CHAPTER XV. DELIVERANCE.

Meanwhile the patience of the unfortunate prisoners of the Carmelite convent were to be subjected to a severe trial; and the very next day after this conversation with Therese de Fontenay, Josephine believed that there was no more hope for her, that she was irrevocably lost, as her husband was lost. For three days she had not seen the viscount, nor received any news from him. Only a vague report had reached her that the viscount was no longer in the Carmelite convent, but that he had been transferred to the Conciergerie.

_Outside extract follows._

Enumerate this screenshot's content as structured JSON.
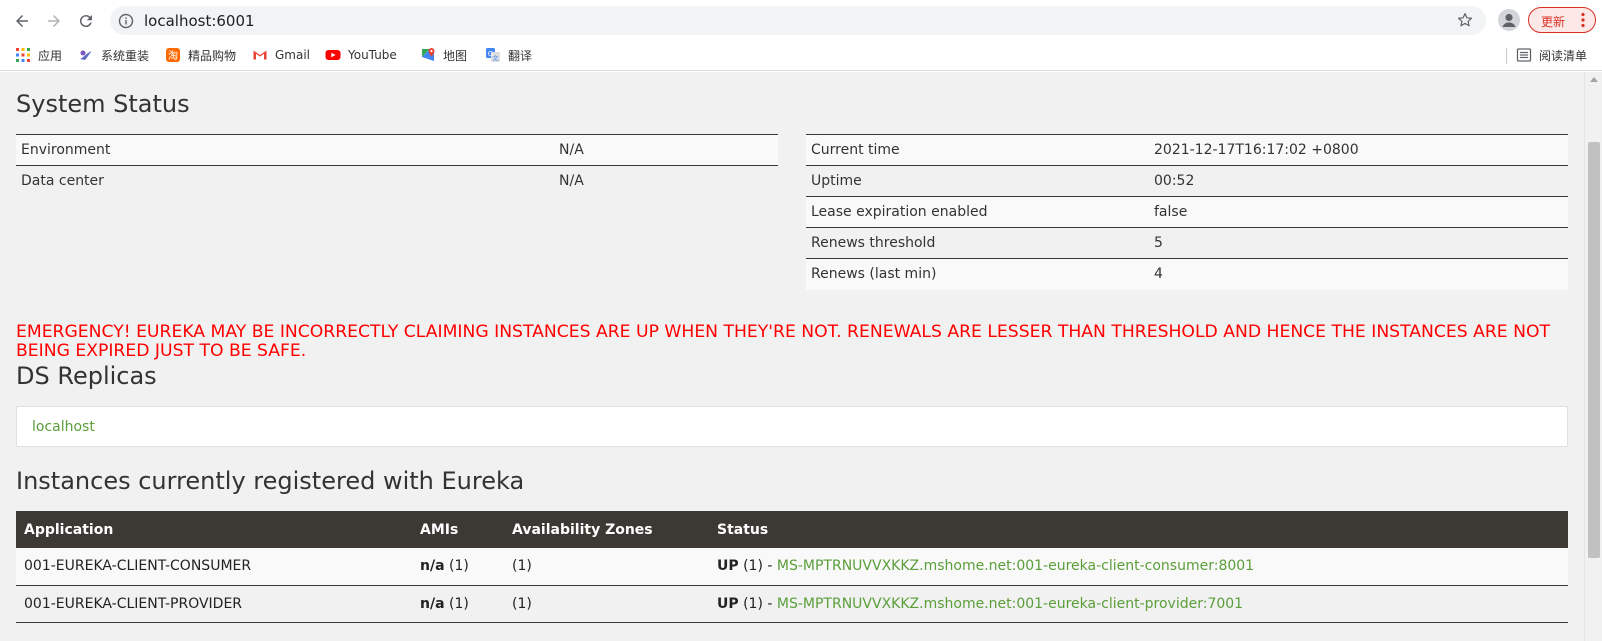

This report told the truth. Alexandre de Beauharnais had once more been denounced, and this second accusation was his sentence of death. For some time past the fanatical Jacobins had invented a new means to find guilty ones for the guillotine, and to keep the veins bleeding, so as to restore France to health. They sent emissaries into the prisons to instigate conspiracies among the prisoners, and to find out men wretched enough to purchase their life by accusing their prison companions, and by delivering them over to the executioner’s axe. Such a spy had been sent into that portion of the prison where Beauharnais was, and he had begun his horrible work, for he had kindled discord and strife among the prisoners, and had won a few to his sinister projects. But Beauharnais’s keen eye had discovered the traitor, and he had loudly and openly denounced him to his fellow-prisoners. The next day, the spy disappeared from the prison, but as he went he swore bloody vengeance on General de Beauharnais. [Footnote: “Memoires du Comte de Lavalette,” vol. i., p. 175.]

And he kept his word; the next morning De Beauharnais was summoned for trial, and the gloomy, hateful faces of his judges, their hostile questions and reproaches, the capital crimes they accused him of, led him to conclude that his death was decided upon, and that he was doomed to the guillotine.

In the night which followed his trial, Alexandre de Beauharnais wrote to his wife a letter, in which he communicated to her his sad forebodings, and bade her farewell for this life. The next day he was transferred to the Conciergerie—that is to say, into the vestibule of the scaffold.

This letter of her husband, received by Josephine the next day after her conversation with Therese de Fontenay, ran thus:

“The fourth Thermidor, in the second year of the republic. All the signs of a kind of trial, to which I and other prisoners have been subjected this day, tell me that I am the victim of the treacherous calumny of a few aristocrats, patriots so called, of this house. The mere conjecture that this hellish machination will follow me to the tribunal of the revolution gives me no hope to see you again, my friend, no more to embrace you or our children. I speak not of my sorrow: my tender solicitude for you, the heartfelt affection which unites me to you, cannot leave you in doubt of the sentiments with which I leave this life.

“I am also sorry to have to part with my country, which I love, for which I would a thousand times have laid down my life, and which I no more can serve, but which beholds me now quit her bosom, since she considers me to be a bad citizen. This heart-rending thought does not allow me to commend my memory to you; labor, then, to make it pure in proving that a life which has been devoted to the service of the country, and to the triumph of liberty and equality, must punish that abominable slanderer, especially when he comes from a suspicious class of men. But this labor must be postponed; for in the storms of revolution, a great people, struggling to reduce its chains to dust, must of necessity surround itself with suspicion, and be more afraid to forget a guilty man than to put an innocent one to death.

“I will die with that calmness which allows man to feel emotion at the thought of his dearest inclinations—I will die with that courage which is the distinctive feature of a free man, of a clear conscience, of an exalted soul, whose highest wishes are the prosperity and growth of the republic.

“Farewell, my friend; gather consolation from my children; derive comfort in educating them, in teaching them that, by their virtues and their devotion to their country, they obliterate the memory of my execution, and recall to national gratitude my services and my claims. Farewell to those I love: you know them! Be their consolation, and through your solicitude for them prolong my life in their hearts! Farewell! for the last time in this life I press you and my children to my heart!—ALEXANDRE BEAUHARNAIS.”